Arguably, the unspeakable is precisely what magical realism is about – the attempt to make the unrepresentable, spoken, imaged, articulated, and seen side by side with the real and the mundane. In magical realism, a fantasy world is not constructed as in Tolkien. Rather the fantastic, or what Freud called the uncanny – das unheimliche (literally the un-homelike) – exists side-by-side with the real, in it, and even under it.
I write stories that are arguably magical realism. But somehow engaging with it as a reader is very different from controlling it as a writer. As a reader, you’re vulnerable, and I wondered how bad I would feel after reading CEREMONY.
Still, I felt I had to try, perhaps particularly because the non-memories of my personal trauma seem so proximate to me these days.
So, friends, I read it. And here’s what I think. I am going to speak about the novel in somewhat vague terms, because I do not want to give away anything. I want you to experience the novel for yourself:
First of all, Ceremony is without a doubt one of the most beautifully written novels I have ever read. It’s Albert Camus-level; it’s Doris Lessing-level gorgeousness. There were moments when I just had to put the book down, pick it back up and reread the section I’d read just to experience it again. Extraordinary. Delectable. Its language is a feast the like of which we don’t often see in the English language, or indeed anywhere.
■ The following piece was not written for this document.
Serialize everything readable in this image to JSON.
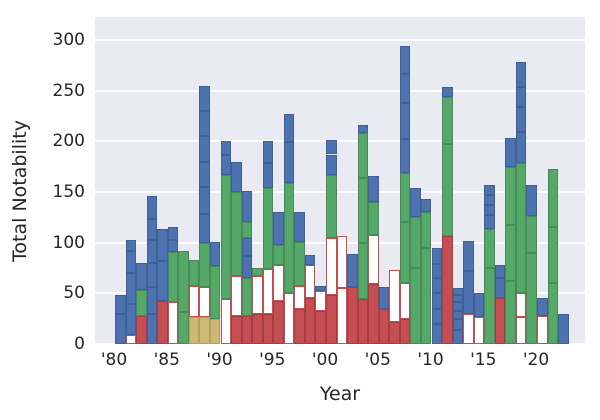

Second of all, it’s a novel that understands trauma in a way that no other work of fiction that I’ve read – with the possible exception of the Septimus section of Mrs. Dalloway and Robert Cormier’s I am the Cheese – does. Silko is able to capture the words that my own traumatic memory uses to speak itself. Her protagonist talks to himself in ways that I have talked to myself in. Even though Tayo and I are worlds apart, I recognize myself in him and in other characters in the novel.
Third, the novel makes a connection I had never thought to make between personal trauma and the historical moment that we live in. Our personal wound is connected to the wound of the world, and thereby to the wounds of everyone, and to the particular challenge of our time. This sounds incredibly corny, but if you have read the book you know what I am talking about. It is a profound insight, and I feel personally changed by it.

Fourth, the novel says something incredibly powerful and provocative about culture and religion and how they must change in order to live and remain vital. This is a crucial idea in the book, and it has changed my view of Judaism, and of what I am doing as a writer and person.
Fifth, on a stylistic level one of the most interesting things about the book is how the “magic” and supernatural aspects take place in a completely unremarkable way. They appear as undramatic almost mundane occurrences and things, and these elements make what is real, what is natural, and what is mundane seem all the more extraordinary. If magical realism works to make us see our world differently, appreciate it more deeply, feel it more profoundly, well then this book certainly succeeds in that.
In my opinion, Ceremony is a great novel, in the sense of being epic. In the sense of being important.
It shows us how truly revolutionary magical realism writing can be. What it can do for us is something very big.
“The only way to get change is not through the courts or — heaven forbid — the politicians, but through a change of human consciousness and through a change of heart. Only through the arts — music, poetry, dance, painting, writing — “can we really reach each other.”